1968 erreichten die Bombergeschwader mit Mirage IV ihre maximale Stärke: Von insgesamt 62 Jets befanden sich neun jederzeit in Einsatzbereitschaft und konnten innerhalb von fünf Minuten mit Kernwaffen an Bord starten, der Rest innerhalb von einer Stunde. Der große Deltaflügler war nun der Kern der Force de frappe, der Abschreckungskapazität Frankreichs.
Angesichts der Fortschritte der sowjetischen Luftabwehr, vor allem der neuen Raketen SA-3 und SA-6, musterten die USA ihre B-58 schon nach wenigen Dienstjahren 1970 aus. Die vom Einsatzprofil her ähnlichen, wenngleich nur halb so großen Mirage IV hätten eigentlich 1976 folgen sollen. Doch der vorgesehene Nachfolger, eine zweisitzige Variante des Jagdbombers Mirage 2000, stand erst frühestens 1983 zur Verfügung. Also wurde die Mirage IV umgerüstet für die neue Hauptwaffe, einen Marschflugkörper mit Nuklearsprengkopf. Schließlich kam die Mirage 2000 ab 1988 in den Dienst und löste die etwa dreimal so große Mirage IV schrittweise bis 1996 ab. Als Aufklärer allerdings blieben mehrere der Jets bis 2005 aktiv.
Von den insgesamt 62 gebauten Exemplaren gingen im Verlauf von insgesamt 41 Jahren Dienstzeit zwölf verloren: Acht stürzten aufgrund technischer Probleme oder Pilotenfehler ab, wobei zehn Besatzungsmitglieder umkamen; vier weitere wurden so schwer beschädigt, dass sich eine Reparatur nicht lohnte. Andererseits absolvierte die gesamte Flotte aus Mirage IV geschätzt 337.000 Flugstunden.

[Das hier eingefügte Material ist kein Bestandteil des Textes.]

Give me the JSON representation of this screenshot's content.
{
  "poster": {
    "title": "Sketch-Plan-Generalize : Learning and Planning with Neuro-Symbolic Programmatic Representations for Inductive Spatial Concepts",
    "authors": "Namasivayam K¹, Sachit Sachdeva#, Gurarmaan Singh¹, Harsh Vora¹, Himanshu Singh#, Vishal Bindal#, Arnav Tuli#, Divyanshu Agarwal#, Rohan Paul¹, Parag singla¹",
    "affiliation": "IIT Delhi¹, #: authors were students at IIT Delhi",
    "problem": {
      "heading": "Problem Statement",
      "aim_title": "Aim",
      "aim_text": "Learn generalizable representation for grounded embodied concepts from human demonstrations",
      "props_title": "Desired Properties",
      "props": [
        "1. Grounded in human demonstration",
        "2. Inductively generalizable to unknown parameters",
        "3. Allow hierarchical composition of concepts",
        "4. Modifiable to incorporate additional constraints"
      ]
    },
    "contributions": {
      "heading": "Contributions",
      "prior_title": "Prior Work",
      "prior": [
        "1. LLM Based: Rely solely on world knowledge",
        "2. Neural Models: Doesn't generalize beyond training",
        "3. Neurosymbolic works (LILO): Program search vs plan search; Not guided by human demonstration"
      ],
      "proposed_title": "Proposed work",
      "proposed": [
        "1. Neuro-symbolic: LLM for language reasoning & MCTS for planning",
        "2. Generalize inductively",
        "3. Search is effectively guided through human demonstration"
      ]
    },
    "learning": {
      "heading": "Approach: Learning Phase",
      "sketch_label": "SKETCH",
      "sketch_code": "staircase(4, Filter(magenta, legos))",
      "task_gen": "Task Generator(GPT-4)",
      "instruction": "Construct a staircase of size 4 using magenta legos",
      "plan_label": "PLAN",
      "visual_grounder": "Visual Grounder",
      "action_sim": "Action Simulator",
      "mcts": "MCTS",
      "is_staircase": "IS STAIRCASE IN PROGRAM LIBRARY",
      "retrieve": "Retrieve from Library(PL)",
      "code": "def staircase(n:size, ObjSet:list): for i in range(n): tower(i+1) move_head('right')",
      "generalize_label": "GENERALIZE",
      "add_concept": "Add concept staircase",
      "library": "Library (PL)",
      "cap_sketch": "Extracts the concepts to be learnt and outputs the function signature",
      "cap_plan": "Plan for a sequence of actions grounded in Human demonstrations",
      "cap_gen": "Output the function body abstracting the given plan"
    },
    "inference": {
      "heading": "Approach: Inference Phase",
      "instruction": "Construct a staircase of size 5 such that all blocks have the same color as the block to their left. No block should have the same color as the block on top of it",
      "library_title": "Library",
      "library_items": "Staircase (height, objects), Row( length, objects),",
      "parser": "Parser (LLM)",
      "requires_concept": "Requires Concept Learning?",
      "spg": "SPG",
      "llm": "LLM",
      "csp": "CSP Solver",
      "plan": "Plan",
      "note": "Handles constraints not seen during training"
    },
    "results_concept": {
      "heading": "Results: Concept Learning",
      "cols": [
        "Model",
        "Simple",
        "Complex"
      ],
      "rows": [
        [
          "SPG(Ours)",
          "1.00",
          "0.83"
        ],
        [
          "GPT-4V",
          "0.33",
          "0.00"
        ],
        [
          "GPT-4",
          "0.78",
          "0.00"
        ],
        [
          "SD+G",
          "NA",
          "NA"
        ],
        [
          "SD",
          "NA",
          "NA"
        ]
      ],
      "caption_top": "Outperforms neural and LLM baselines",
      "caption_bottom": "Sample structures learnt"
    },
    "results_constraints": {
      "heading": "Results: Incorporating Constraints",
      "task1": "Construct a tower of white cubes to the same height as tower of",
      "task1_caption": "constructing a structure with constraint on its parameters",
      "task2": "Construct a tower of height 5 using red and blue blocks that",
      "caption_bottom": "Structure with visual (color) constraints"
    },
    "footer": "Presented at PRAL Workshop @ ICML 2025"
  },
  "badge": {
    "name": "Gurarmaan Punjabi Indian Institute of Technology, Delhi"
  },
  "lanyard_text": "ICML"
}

Damit kamen, eine allerdings ziemlich zynische Rechnung, auf ein getötetes Besatzungsmitglied 33.700 Flugstunden des Typs Mirage IV. Zum Vergleich: Beim als „Witwenmacher“ berüchtigten Starfighter der Bundeswehr starb alle etwa 13.500 Flugstunden ein Pilot oder ein Zivilist am Boden. Beim Hawker SeaHawk, einem Marinejäger, lag dieselbe Quote sogar bei 2546 Stunden – eine desaströse Bilanz.